No texto, não houve nenhuma informação sobre o seu salário na nova instituição, apenas um breve resumo de seu currículo e uma explanação sobre o fato de ser o segundo brasileiro a presidir a entidade. Já no caso de Dilma Rousseff, o Estadão ofereceu uma justa crítica à nota do NDB que recepciona a petista à frente da instituição: “Banco dos BRICs anuncia Dilma sem falar de impeachment e diz que ela buscou estabilidade na economia”.

Especulações sobre a angulação são necessárias, com o retrospecto de indicadores econômicos da gestão da petista. Em 2015, último ano em que o País foi governado inteiramente por Dilma, a inflação alcançou a taxa de 10,6% – o maior número acumulado desde 2002 (12,5%), e o desemprego chegou ao patamar de 9,6%, o maior desde 2004.

A construção de uma notícia implica, num certo modo, em subjetividade e ideologia. Ao fazê-la, o UOL e seus pares optaram por uma lógica mercadológica, o “caça-cliques”, sobretudo em meio a uma realidade socioeconômica desafiadora e desigual. Afinal, somos ou não o país que lida com mais de 30 milhões de pessoas que passam fome diariamente? Quando algum veículo opta por destacar a remuneração e assistências que Rousseff vai receber em seu novo posto, a despeito de maior contextualização, o faz consciente para instigar uma indignação ao leitor e também enseja que o visualizador da notícia compartilhe o conteúdo e o sentimento.
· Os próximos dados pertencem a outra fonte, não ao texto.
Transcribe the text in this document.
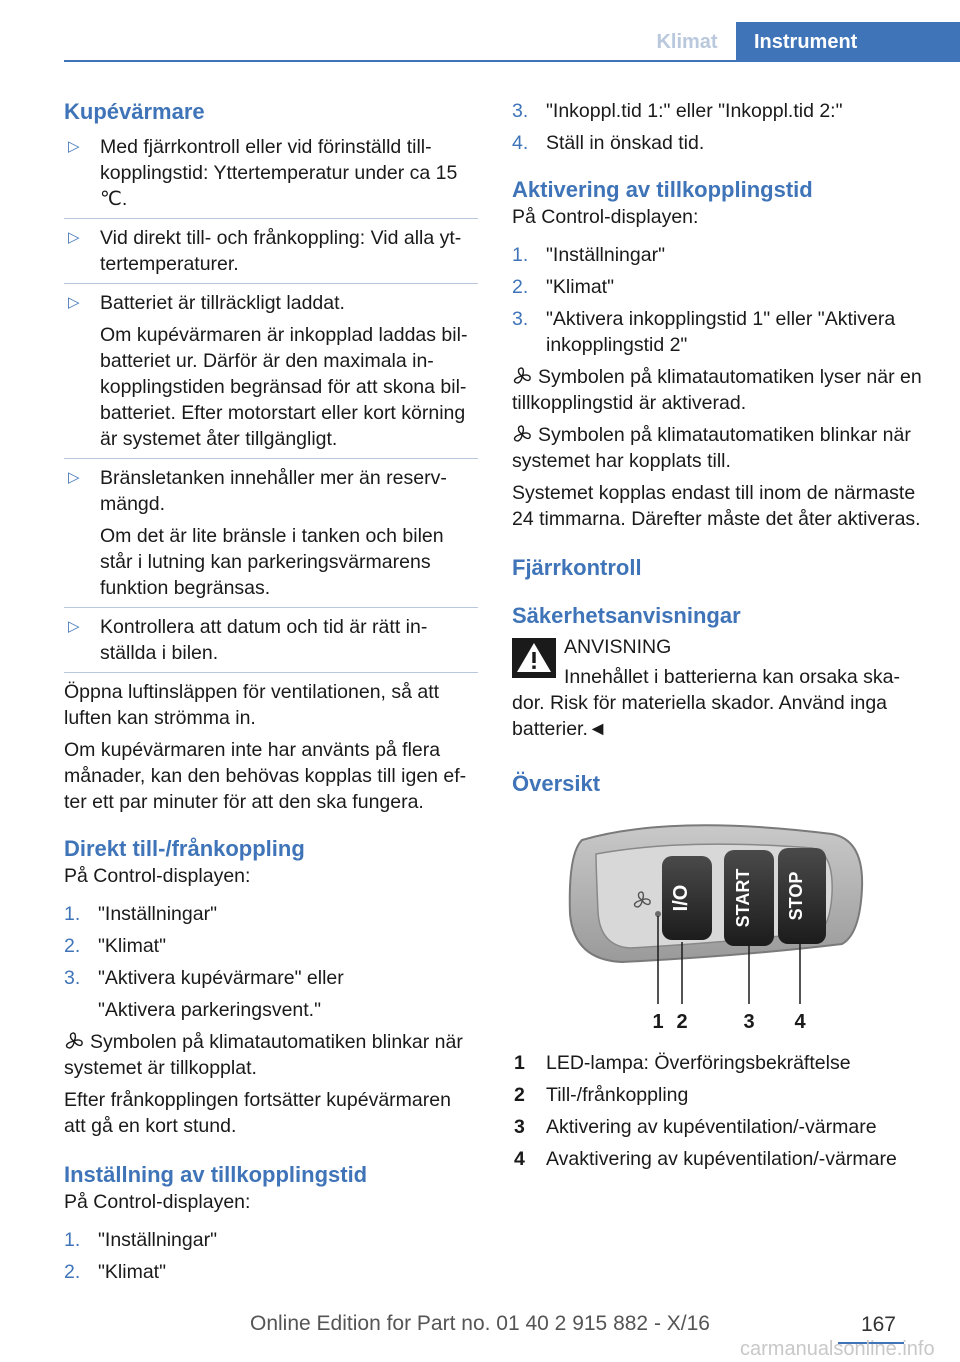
Klimat	Instrument
Kupévärmare
▷ Med fjärrkontroll eller vid förinställd till-kopplingstid: Yttertemperatur under ca 15 ℃.
▷ Vid direkt till- och frånkoppling: Vid alla yt-tertemperaturer.
▷ Batteriet är tillräckligt laddat.

Om kupévärmaren är inkopplad laddas bil-batteriet ur. Därför är den maximala in-kopplingstiden begränsad för att skona bil-batteriet. Efter motorstart eller kort körning är systemet åter tillgängligt.

▷ Bränsletanken innehåller mer än reserv-mängd.

Om det är lite bränsle i tanken och bilen står i lutning kan parkeringsvärmarens funktion begränsas.

▷ Kontrollera att datum och tid är rätt in-ställda i bilen.

Öppna luftinsläppen för ventilationen, så att luften kan strömma in.

Om kupévärmaren inte har använts på flera månader, kan den behövas kopplas till igen ef-ter ett par minuter för att den ska fungera.

Direkt till-/frånkoppling

På Control-displayen:

1. "Inställningar"
2. "Klimat"
3. "Aktivera kupévärmare" eller
"Aktivera parkeringsvent."

Symbolen på klimatautomatiken blinkar när systemet är tillkopplat.

Efter frånkopplingen fortsätter kupévärmaren att gå en kort stund.

Inställning av tillkopplingstid

På Control-displayen:

1. "Inställningar"
2. "Klimat"
3. "Inkoppl.tid 1:" eller "Inkoppl.tid 2:"
4. Ställ in önskad tid.
Aktivering av tillkopplingstid

På Control-displayen:

1. "Inställningar"
2. "Klimat"
3. "Aktivera inkopplingstid 1" eller "Aktivera inkopplingstid 2"

Symbolen på klimatautomatiken lyser när en tillkopplingstid är aktiverad.

Symbolen på klimatautomatiken blinkar när systemet har kopplats till.

Systemet kopplas endast till inom de närmaste 24 timmarna. Därefter måste det åter aktiveras.

Fjärrkontroll
Säkerhetsanvisningar
ANVISNING

Innehållet i batterierna kan orsaka ska-dor. Risk för materiella skador. Använd inga batterier.◄

Översikt
I/O START STOP
1 2	3 4
1 LED-lampa: Överföringsbekräftelse
2 Till-/frånkoppling
3 Aktivering av kupéventilation/-värmare
4 Avaktivering av kupéventilation/-värmare
Online Edition for Part no. 01 40 2 915 882 - X/16	167
carmanualsonline.info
Entre seus feitos positivos, não relembram que, além de ter sido a primeira mulher a comandar o Brasil, agora a petista repete a façanha do pioneirismo à frente de uma importante instituição financeira global. As crises política e econômica mencionadas acima são atribuídas por seus defensores à Operação Lava-Jato e a oposição virulenta do presidente da Câmara dos Deputados à época, Eduardo Cunha, e foram determinantes para o seu afastamento após um controverso e turbulento processo de impeachment em 2016. Se atermo-nos ao olhar cuidadoso que as redações devem apurar sobre as questões de gênero em todas as suas pautas, precisamos evocá-lo nessa cobertura específica.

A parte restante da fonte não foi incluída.